Gov. Michelle Lujan Grisham gestures during her State of the State address on Tuesday, Jan. 21, 2025. Her proposal described in the speech for a state-sponsored fire insurance program won’t happen this session, a spokesperson said. (Danielle Prokop / Source NM)
After announcing a proposal to create a state-sponsored fire insurance program in her State of the State address a month ago, Gov. Michelle Lujan Grisham will instead commission a study on the idea because her office failed to find a sponsor, according to a spokesperson for her office.
Citing the wildfires in Los Angeles and ones here in New Mexico, the governor dedicated part of her speech to announce the creation of a state-run fire insurance program separate from the private market.
“Fires spurred by climate change have also ravaged communities in our state, testing our patience and resilience as we struggle under the weight of natural disasters in our backyards,” Lujan Grisham said in her speech. “As if the fires themselves aren’t difficult enough, getting insurance protection is becoming impossible, either because it’s simply no longer available or exorbitantly expensive.”

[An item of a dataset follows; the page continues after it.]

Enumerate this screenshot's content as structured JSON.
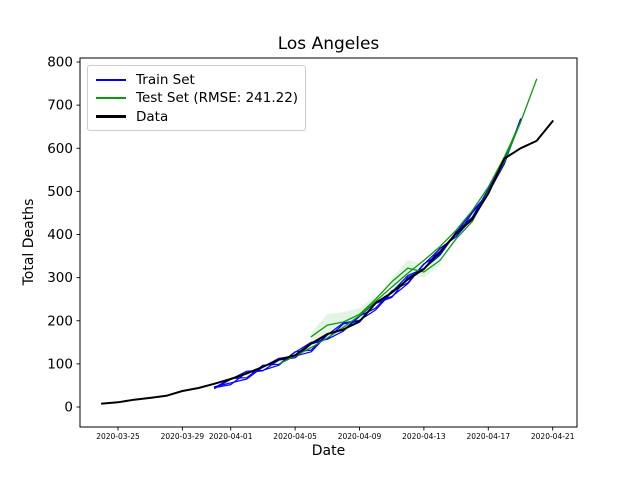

The program would also be separate from the Fair Access to Insurance Requirements Plan, governor’s spokesperson Michael Coleman said after the speech, which was created by the Legislature in 1969 to serve as an insurer of last resort primarily in fire-prone areas.
The governor’s program would be structured similar to the state’s workers’ compensation fund, requiring initial state funding and “limited liability” to the state, with the ultimate goal of providing coverage to anyone who needs it, Coleman said.
But the governor’s office could not find a sponsor for the legislation, Coleman told Source New Mexico on Thursday afternoon. Instead, the governor will commission a study on the issue, a spokesperson said.
“The governor will keep pursuing this idea, but it won’t happen this session,” Coleman said in an email.
Several bills making progress this session aim to spur mitigation of fire-prone communities and homes, and revamp the FAIR plan. Senate Bill 81, which the state Office of the Superintendent of Insurance endorses, would increase coverage limits from $350,000 to $1 million for homes and also change the makeup of the FAIR plan board, which is now made up of insurance industry leaders, to include a climate scientist, a consumer advocate, a catastrophic risk management expert and others.
Since 2022, average premiums have increased 60% across the state, the OSI chief actuary recently testified, and insurers are increasingly canceling policies or refusing to renew them. The increases come as wildfires in New Mexico are occurring with more frequency and ferocity, including the state’s biggest-ever wildfire in 2022 and the most destructive, in terms of structures destroyed, last summer.